Sayın M.Gürbüz, bu kampanyada aranan yüz milyon gönüllü değil. Yüz milyon mesajın gönderilebileceği, kişi sayısı kadar gönüllü. Her gönüllüye yirmi mesaj gönderileceğine göre, demek ki gerekli gönüllü sayısı beş milyon. Bu yanlışı düzeltmiş olalım.
Bu tür kampanyalara, ben genelde kuşku ile bakar sorular sorarım.
TEMA'nın çalışmalarında eleştirilebilecek bir çok yan da bulunabilir. Çalışanlar, yönetenler, karar alanlar hata yapıyor olabilir. Bakın Sayın Hayrettin Karaca dahi zaman zaman yakınıyor.

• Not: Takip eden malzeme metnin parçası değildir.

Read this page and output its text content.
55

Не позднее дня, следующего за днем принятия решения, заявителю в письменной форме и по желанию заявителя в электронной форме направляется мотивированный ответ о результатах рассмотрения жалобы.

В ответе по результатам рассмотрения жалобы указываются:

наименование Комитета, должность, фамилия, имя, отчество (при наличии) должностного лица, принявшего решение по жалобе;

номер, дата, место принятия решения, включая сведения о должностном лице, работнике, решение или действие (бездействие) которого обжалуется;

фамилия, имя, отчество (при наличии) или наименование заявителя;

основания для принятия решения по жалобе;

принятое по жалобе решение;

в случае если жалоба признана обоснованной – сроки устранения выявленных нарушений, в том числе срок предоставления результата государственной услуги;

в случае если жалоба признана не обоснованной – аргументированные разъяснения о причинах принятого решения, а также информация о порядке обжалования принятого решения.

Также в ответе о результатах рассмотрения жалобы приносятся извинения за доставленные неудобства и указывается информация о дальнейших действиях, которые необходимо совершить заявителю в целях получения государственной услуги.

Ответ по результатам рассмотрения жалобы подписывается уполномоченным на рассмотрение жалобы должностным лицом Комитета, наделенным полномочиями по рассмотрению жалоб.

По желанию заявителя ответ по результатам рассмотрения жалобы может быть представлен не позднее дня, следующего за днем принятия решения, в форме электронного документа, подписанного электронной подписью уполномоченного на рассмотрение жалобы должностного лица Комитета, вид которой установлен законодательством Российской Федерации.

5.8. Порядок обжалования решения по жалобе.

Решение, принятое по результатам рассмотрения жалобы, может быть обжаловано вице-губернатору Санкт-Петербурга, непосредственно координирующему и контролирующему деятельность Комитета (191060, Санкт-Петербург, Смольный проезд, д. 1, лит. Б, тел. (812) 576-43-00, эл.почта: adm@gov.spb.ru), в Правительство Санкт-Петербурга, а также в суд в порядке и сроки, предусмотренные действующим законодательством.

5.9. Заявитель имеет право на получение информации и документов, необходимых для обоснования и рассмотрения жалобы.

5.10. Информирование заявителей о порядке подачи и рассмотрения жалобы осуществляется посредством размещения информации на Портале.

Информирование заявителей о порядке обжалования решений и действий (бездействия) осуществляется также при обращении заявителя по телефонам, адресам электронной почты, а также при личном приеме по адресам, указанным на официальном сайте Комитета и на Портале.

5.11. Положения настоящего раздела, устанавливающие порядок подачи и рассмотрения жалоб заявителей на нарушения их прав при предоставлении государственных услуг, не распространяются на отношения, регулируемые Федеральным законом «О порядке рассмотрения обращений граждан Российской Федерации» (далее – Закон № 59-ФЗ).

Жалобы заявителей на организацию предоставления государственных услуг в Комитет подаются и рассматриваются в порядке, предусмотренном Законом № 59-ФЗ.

Kaç yaşında adamım, yalan mı söyleyeceğim! Toprağın değerini ben hiçbir hükümete anlatamadım. TEMA’yı idare edenlere anlatamadım da onlara mı anlatabileceğim? Toprak yasası adam gibi uygulansa bu ülkenin kaderi değişecek.
Ancak bütün bunlar, kurumu hedef haline getirmemeli diye düşünüyorum. Bu ve benzeri kurumlar toplum sahip çıktığı ve denetlediği ölçüde ayakta kalır. Hizmet eder.
Saygılarımla.
bademagacı
12-11-2007, 19:04
Sayın Yücel Özlem
Siz zaten gerekli düzeltmeleri yapmışsınız.
Bence üzerinde bu kadar durulacak bir ayrıntı değil.
Ayrıca TEMA;hala en güvenilir sivil toplum örgütü olma özelliğini koruyor.
Bunu da sonuna dek hak ediyor.
Ne mutlu ülkemize ki böyle ciddi,doğayı ve ekolojik dengeyi önemseyen bir kuruşumuz var.
Sayın Yücel Özlem
Siz zaten gerekli düzeltmeleri yapmışsınız.
Bence üzerinde bu kadar durulacak bir ayrıntı değil.
5 milyon ile 100 milyon arasındaki fark mı o kadar önemli bir ayrıntı değil?
Siz ya sayı saymayı bilmiyorsunuz ya dayak yememişsiniz :)
bademagacı
12-11-2007, 20:23
5 milyon ile 100 milyon arasındaki fark mı o kadar önemli bir ayrıntı değil?
Siz ya sayı saymayı bilmiyorsunuz ya dayak yememişsiniz :)
Hayır 5 milyon ile 100 milyon arasındaki farktan değil,konudan uzaklaşmanın yersiz olduğundan bahsetmiştim. İkinci cümlenizi anlayamadım. Mizah anlayışınız oldukça değişik geldi bana..
Atasözleri ve deyimler ilgi alanınız dışında sanırım...
bademagacı
12-11-2007, 20:43
Aksine,edebiyatla ilgili biri hele ki Barış MANÇO'nun müzik kültürüyle büyümüşse çok kıymetli atasözü ve deyimlere sonuna dek sahip çıkar.
Ancak araştırdım.Bu bir atasözü değil "tekerleme"imiş.
Sayenizde bir tekerleme öğrenmiş oldum.Ama günlük hayatta kullanacağımı sanmam.
Kırıcı olmak benim tarzım değil.
temaya üye olmak istiyorum ve temada calışmak isterim eger öyle bir fırsat olursa:)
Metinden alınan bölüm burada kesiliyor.